5. Kıskançlık ve kıskançlık: temel farklılıklar
Özellikle arzunun nesnesiyle bir ilişki olduğunda, kıskançlık ve kıskançlığın bu kişisel ilişkiden hoşlanmamasına neden olan hayal kırıklığı hissine atıfta bulunmak için açıkça kullanılmadığı durumlarda, nispeten sık görülür..
Kıskançlığın ve kıskançlığın sık sık karıştırılmasının nedeni, genellikle ortaklaşa ortaya çıkmalarıdır.. Diğer bir deyişle, kıskançlık, iddia edilen rakibin imgelendiği kendisinden daha çekici veya nitelik olarak kabul edilen insanlara verilir. Bununla birlikte, bunlar birbirleriyle ilişkili olmasına rağmen aynı anlama gelmeyen iki kavramdır..
Asıl fark, kıskançlığın sahip olmadığı bir nitelik veya unsur hakkında verilmiş olmasına rağmen, kıskançlığın, sayıldığı bir öğenin kaybı korkusu olduğunda (genellikle kişisel ilişkiler) meydana gelmesidir. Ayrıca, kıskançlığın bir elemente göre iki kişi (kıskanç ve öznenin öznesi) arasında bir kıskançlık meydana gelmesi gerçeğinde, kıskançlık durumunda üçlü bir ilişki kurulmasına (kıskançlığa sahip kişi, kıskanç olduklarını ve ikinciyi yakalayabilecek üçüncü kişiler olduklarını). Üçüncü fark ise, kafesin bir ihanet duygusuyla bir araya gelmesi gerçeği olur, oysa kıskançlık durumunda bu genellikle olmaz.
Bibliyografik referanslar:
- Burton, N. (2015). Cennet ve Cehennem: Duyguların Psikolojisi. İngiltere: Acheron Press.
- Klein, M. (1957). Kıskançlık ve şükran. Buenos Aires Paidos.
- Parrott, W.G. (1991). Kıskançlık ve kıskançlığın duygusal deneyimleri, Kıskançlık ve kıskançlığın psikolojisi. Ed P. Salovey. New York: Guilford.
- Papağan, W.G. Ve Smith, R.H. (1993). Kıskançlık ve kıskançlık deneyimlerini denemek. Kişilik ve Sosyal Psikoloji Dergisi, 64.
- Rawls, J. (1971). Adalet Teorisi, Cambridge, MA: Belknap Press.
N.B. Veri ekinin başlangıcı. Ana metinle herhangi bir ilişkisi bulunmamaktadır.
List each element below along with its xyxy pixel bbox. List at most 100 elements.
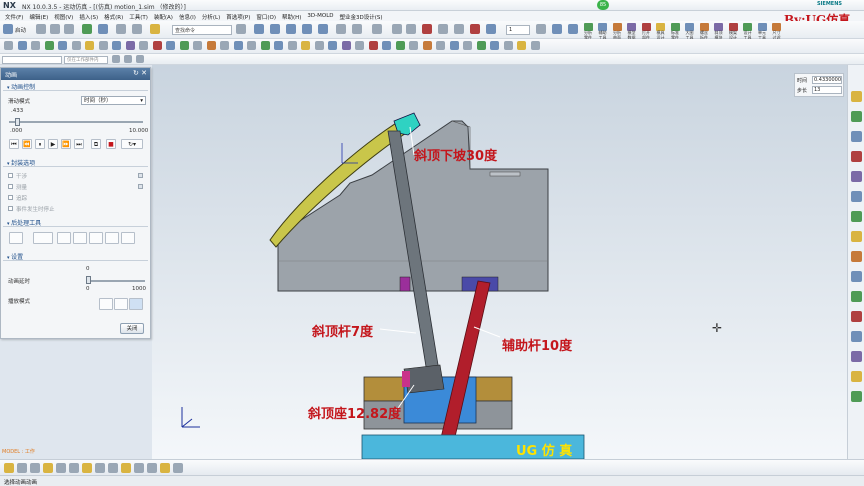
command-search-input[interactable]: 查找命令: [172, 25, 232, 35]
toolbar-tool-icon[interactable]: [247, 41, 256, 50]
snap-icon[interactable]: [116, 24, 126, 34]
section-package-options[interactable]: 封装选项: [3, 158, 148, 167]
notification-badge[interactable]: 85: [597, 0, 609, 10]
toolbar-tool-icon[interactable]: [260, 41, 270, 50]
toolbar-tool-icon[interactable]: [314, 41, 324, 50]
section-post-tools[interactable]: 后处理工具: [3, 218, 148, 227]
stop-icon[interactable]: [470, 24, 480, 34]
play-icon[interactable]: ▶: [48, 139, 58, 149]
ribbon-group[interactable]: 标准 零件: [669, 23, 681, 40]
view-icon[interactable]: [254, 24, 264, 34]
ribbon-group[interactable]: 单元 工具: [756, 23, 768, 40]
resource-tab-icon[interactable]: [851, 131, 862, 142]
toolbar-tool-icon[interactable]: [341, 41, 351, 50]
flag-icon[interactable]: [568, 24, 578, 34]
resource-tab-icon[interactable]: [851, 91, 862, 102]
motion-icon[interactable]: [552, 24, 562, 34]
bottom-tool-icon[interactable]: [95, 463, 105, 473]
section-settings[interactable]: 设置: [3, 252, 148, 261]
menu-item[interactable]: 3D-MOLD: [304, 11, 336, 21]
menu-item[interactable]: 窗口(O): [253, 11, 279, 21]
post-tool-3-icon[interactable]: [57, 232, 71, 244]
render-icon[interactable]: [302, 24, 312, 34]
toolbar-tool-icon[interactable]: [368, 41, 378, 50]
snap-point-icon[interactable]: [124, 55, 132, 63]
resource-tab-icon[interactable]: [851, 111, 862, 122]
bottom-tool-icon[interactable]: [82, 463, 92, 473]
toolbar-tool-icon[interactable]: [152, 41, 162, 50]
toolbar-tool-icon[interactable]: [503, 41, 513, 50]
bottom-tool-icon[interactable]: [43, 463, 53, 473]
bottom-tool-icon[interactable]: [30, 463, 40, 473]
toolbar-tool-icon[interactable]: [476, 41, 486, 50]
fit-icon[interactable]: [270, 24, 280, 34]
toolbar-tool-icon[interactable]: [44, 41, 54, 50]
package-option-checkbox[interactable]: [8, 184, 13, 189]
dialog-close-icon[interactable]: ↻ ✕: [133, 69, 147, 77]
select-filter-icon[interactable]: [82, 24, 92, 34]
redo-icon[interactable]: [64, 24, 74, 34]
post-tool-5-icon[interactable]: [89, 232, 103, 244]
toolbar-tool-icon[interactable]: [179, 41, 189, 50]
resource-tab-icon[interactable]: [851, 211, 862, 222]
menu-item[interactable]: 格式(R): [101, 11, 126, 21]
toolbar-tool-icon[interactable]: [463, 41, 472, 50]
search-icon[interactable]: [236, 24, 246, 34]
toolbar-tool-icon[interactable]: [233, 41, 243, 50]
menu-item[interactable]: 文件(F): [2, 11, 26, 21]
bottom-tool-icon[interactable]: [121, 463, 131, 473]
playback-mode-select[interactable]: 时间（秒）: [81, 96, 146, 105]
resource-tab-icon[interactable]: [851, 311, 862, 322]
export-icon[interactable]: [536, 24, 546, 34]
package-option-settings-icon[interactable]: [138, 184, 143, 189]
shade-icon[interactable]: [318, 24, 328, 34]
resource-tab-icon[interactable]: [851, 151, 862, 162]
toolbar-tool-icon[interactable]: [31, 41, 40, 50]
bottom-tool-icon[interactable]: [134, 463, 144, 473]
toolbar-tool-icon[interactable]: [436, 41, 445, 50]
start-menu-label[interactable]: 启动: [15, 26, 26, 34]
resource-tab-icon[interactable]: [851, 231, 862, 242]
resource-tab-icon[interactable]: [851, 271, 862, 282]
ribbon-group[interactable]: 模架 设计: [727, 23, 739, 40]
ribbon-group[interactable]: 打开 部件: [640, 23, 652, 40]
display-icon[interactable]: [352, 24, 362, 34]
bottom-tool-icon[interactable]: [17, 463, 27, 473]
resource-tab-icon[interactable]: [851, 291, 862, 302]
toolbar-tool-icon[interactable]: [530, 41, 540, 50]
toolbar-tool-icon[interactable]: [274, 41, 283, 50]
cube-view-icon[interactable]: [286, 24, 296, 34]
copy-icon[interactable]: [98, 24, 108, 34]
resource-tab-icon[interactable]: [851, 251, 862, 262]
ribbon-group[interactable]: 模型 数据: [626, 23, 638, 40]
rewind-icon[interactable]: [392, 24, 402, 34]
menu-item[interactable]: 塑业金3D设计(S): [337, 11, 386, 21]
ribbon-group[interactable]: 螺丝 拆件: [698, 23, 710, 40]
save-icon[interactable]: [36, 24, 46, 34]
toolbar-tool-icon[interactable]: [301, 41, 310, 50]
filter-reset-icon[interactable]: [112, 55, 120, 63]
toolbar-tool-icon[interactable]: [193, 41, 202, 50]
play-once-icon[interactable]: [99, 298, 113, 310]
step-forward-icon[interactable]: ⏩: [61, 139, 71, 149]
fast-forward-icon[interactable]: [454, 24, 464, 34]
toolbar-tool-icon[interactable]: [382, 41, 391, 50]
toolbar-tool-icon[interactable]: [490, 41, 499, 50]
bottom-tool-icon[interactable]: [160, 463, 170, 473]
layer-icon[interactable]: [336, 24, 346, 34]
scope-filter-select[interactable]: 仅在工作部件内: [64, 56, 108, 64]
time-slider-thumb[interactable]: [15, 118, 20, 126]
bottom-tool-icon[interactable]: [173, 463, 183, 473]
step-forward-icon[interactable]: [438, 24, 448, 34]
section-animation-control[interactable]: 动画控制: [3, 82, 148, 91]
start-menu-icon[interactable]: [3, 24, 13, 34]
post-tool-4-icon[interactable]: [73, 232, 87, 244]
ribbon-group[interactable]: 设计 工具: [742, 23, 754, 40]
resource-tab-icon[interactable]: [851, 391, 862, 402]
delay-slider-thumb[interactable]: [86, 276, 91, 284]
resource-tab-icon[interactable]: [851, 171, 862, 182]
toolbar-tool-icon[interactable]: [112, 41, 121, 50]
pause-icon[interactable]: ⏸: [35, 139, 45, 149]
resource-tab-icon[interactable]: [851, 331, 862, 342]
post-tool-7-icon[interactable]: [121, 232, 135, 244]
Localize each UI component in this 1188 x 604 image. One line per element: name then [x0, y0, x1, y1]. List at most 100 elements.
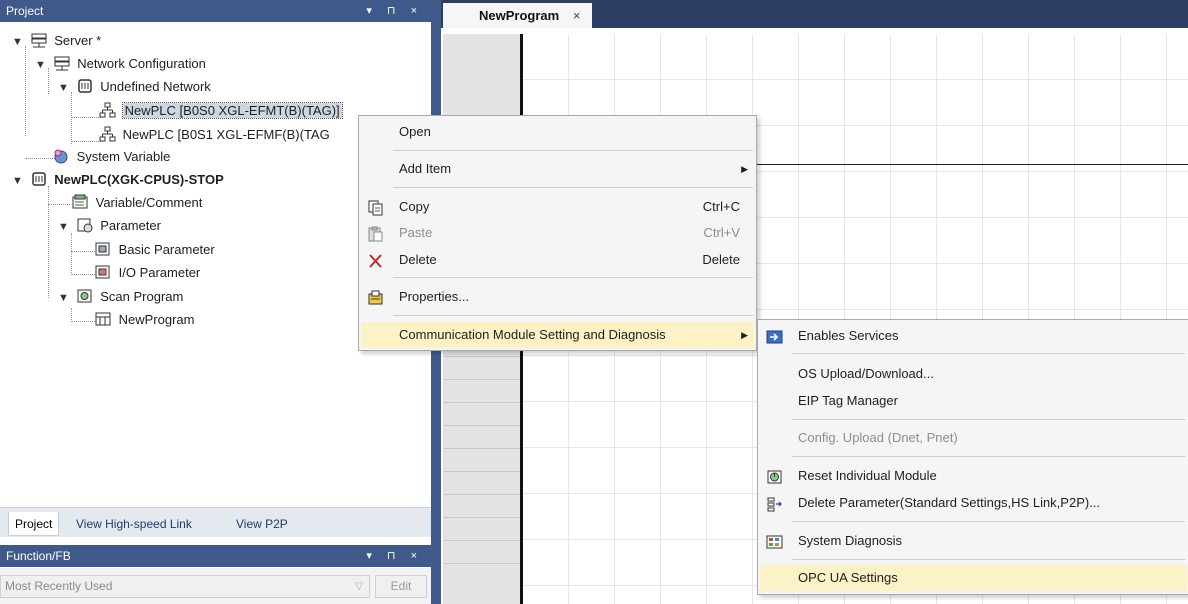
context-menu: Open Add Item ▶ Copy Ctrl+C Paste Ctrl+V…: [358, 115, 757, 351]
tab-newprogram[interactable]: NewProgram ×: [443, 3, 592, 28]
network-node-icon: [98, 102, 116, 118]
tree-connector: [25, 46, 26, 136]
editor-tab-bar: NewProgram ×: [441, 0, 1188, 28]
menu-item-label: Properties...: [399, 289, 470, 304]
menu-item-copy[interactable]: Copy Ctrl+C: [361, 194, 754, 220]
network-config-icon: [53, 55, 71, 71]
chevron-down-icon[interactable]: ▼: [58, 287, 72, 309]
menu-separator: [393, 315, 753, 316]
tree-item-label: Server *: [54, 33, 102, 48]
server-icon: [30, 32, 48, 48]
tab-project[interactable]: Project: [8, 512, 60, 536]
panel-controls[interactable]: ▾ ⊓ ×: [366, 0, 423, 22]
delete-parameter-icon: [766, 495, 783, 512]
menu-item-reset-individual-module[interactable]: Reset Individual Module: [760, 463, 1187, 489]
tab-view-p2p[interactable]: View P2P: [230, 512, 294, 536]
menu-item-eip-tag-manager[interactable]: EIP Tag Manager: [760, 388, 1187, 414]
tree-connector: [71, 308, 72, 322]
menu-separator: [393, 277, 753, 278]
menu-item-add-item[interactable]: Add Item ▶: [361, 156, 754, 182]
menu-item-delete[interactable]: Delete Delete: [361, 247, 754, 273]
tree-item-newplc-cpu[interactable]: ▼ NewPLC(XGK-CPUS)-STOP: [12, 169, 224, 191]
tree-item-system-variable[interactable]: System Variable: [52, 146, 170, 168]
rung-divider: [443, 356, 522, 357]
menu-item-label: Paste: [399, 225, 433, 240]
tree-item-label: I/O Parameter: [118, 265, 201, 280]
tree-item-label: Parameter: [100, 218, 161, 233]
tree-connector: [48, 204, 70, 205]
project-panel-header: Project ▾ ⊓ ×: [0, 0, 431, 22]
tab-view-high-speed-link[interactable]: View High-speed Link: [70, 512, 198, 536]
menu-item-label: Add Item: [399, 161, 452, 176]
menu-item-delete-parameter[interactable]: Delete Parameter(Standard Settings,HS Li…: [760, 490, 1187, 516]
chevron-down-icon[interactable]: ▼: [12, 31, 26, 53]
tree-item-server[interactable]: ▼ Server *: [12, 30, 101, 52]
close-icon[interactable]: ×: [573, 8, 581, 23]
tree-item-scan-program[interactable]: ▼ Scan Program: [58, 286, 183, 308]
menu-separator: [792, 559, 1185, 560]
menu-item-communication-module[interactable]: Communication Module Setting and Diagnos…: [361, 322, 754, 348]
tree-item-io-parameter[interactable]: I/O Parameter: [94, 262, 200, 284]
tree-item-label: Undefined Network: [100, 79, 211, 94]
tree-item-newplc-b0s0[interactable]: NewPLC [B0S0 XGL-EFMT(B)(TAG)]: [98, 100, 343, 122]
tab-label: NewProgram: [479, 8, 560, 23]
tree-connector: [71, 233, 72, 275]
menu-separator: [792, 353, 1185, 354]
menu-item-open[interactable]: Open: [361, 119, 754, 145]
tree-connector: [71, 251, 95, 252]
menu-item-os-upload-download[interactable]: OS Upload/Download...: [760, 361, 1187, 387]
menu-separator: [393, 150, 753, 151]
parameter-icon: [76, 217, 94, 233]
chevron-down-icon[interactable]: ▼: [58, 216, 72, 238]
menu-item-paste[interactable]: Paste Ctrl+V: [361, 220, 754, 246]
copy-icon: [367, 199, 384, 216]
tree-connector: [71, 141, 101, 142]
chevron-down-icon[interactable]: ▼: [35, 54, 49, 76]
menu-item-label: Delete Parameter(Standard Settings,HS Li…: [798, 495, 1101, 510]
menu-shortcut: Ctrl+C: [702, 199, 740, 214]
edit-button[interactable]: Edit: [375, 575, 427, 598]
tree-item-label: Scan Program: [100, 289, 184, 304]
menu-item-label: Reset Individual Module: [798, 468, 937, 483]
menu-item-enables-services[interactable]: Enables Services: [760, 323, 1187, 349]
tree-item-newprogram[interactable]: NewProgram: [94, 309, 194, 331]
menu-shortcut: Delete: [702, 252, 740, 267]
paste-icon: [367, 225, 384, 242]
tree-connector: [25, 158, 55, 159]
tree-item-network-configuration[interactable]: ▼ Network Configuration: [35, 53, 206, 75]
menu-item-label: System Diagnosis: [798, 533, 903, 548]
tree-item-newplc-b0s1[interactable]: NewPLC [B0S1 XGL-EFMF(B)(TAG: [98, 124, 330, 146]
communication-submenu: Enables Services OS Upload/Download... E…: [757, 319, 1188, 595]
most-recently-used-select[interactable]: Most Recently Used ▽: [0, 575, 370, 598]
tree-item-label: Basic Parameter: [118, 242, 215, 257]
tree-item-label: System Variable: [76, 149, 171, 164]
menu-item-label: Enables Services: [798, 328, 899, 343]
tree-item-variable-comment[interactable]: Variable/Comment: [71, 192, 202, 214]
menu-item-properties[interactable]: Properties...: [361, 284, 754, 310]
program-icon: [94, 311, 112, 327]
tree-item-basic-parameter[interactable]: Basic Parameter: [94, 239, 215, 261]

- Schoeck, H. (1966). Kıskançlık: Sosyal Davranış Teorisi, Glenny ve Ross (tercüme), New York: Harcourt, Brace
- Smith, R.H. (Ed.) (2008). Kıskançlık: Teori ve araştırma. New York, NY: Oxford Üniversitesi Yayınları.
- Takahashi, H; Kato, M; Mastuura, M; Mobbs, D; Suhara, T. ve Okubo, Y. (2009). Kazancınız Ağrım ve Ağrınız Kazanç Olduğumda: Envy ve Schadenfreude’in Sinirsel İlişkileri. Science, 323; 5916; 937-939.
- Van de Ven, N.; Hoogland, C.E.; Smith, R.H .; van Dijk, W.W; Breugelmans, S.M; Zeelenberg, M. (2015). Kıskançlık schadenfreude yol açtığında. Cogn.Emot.; 29 (6); 1007-1025
- West, M. (2010). Kıskançlık ve fark. Analitik Psikoloji Derneği.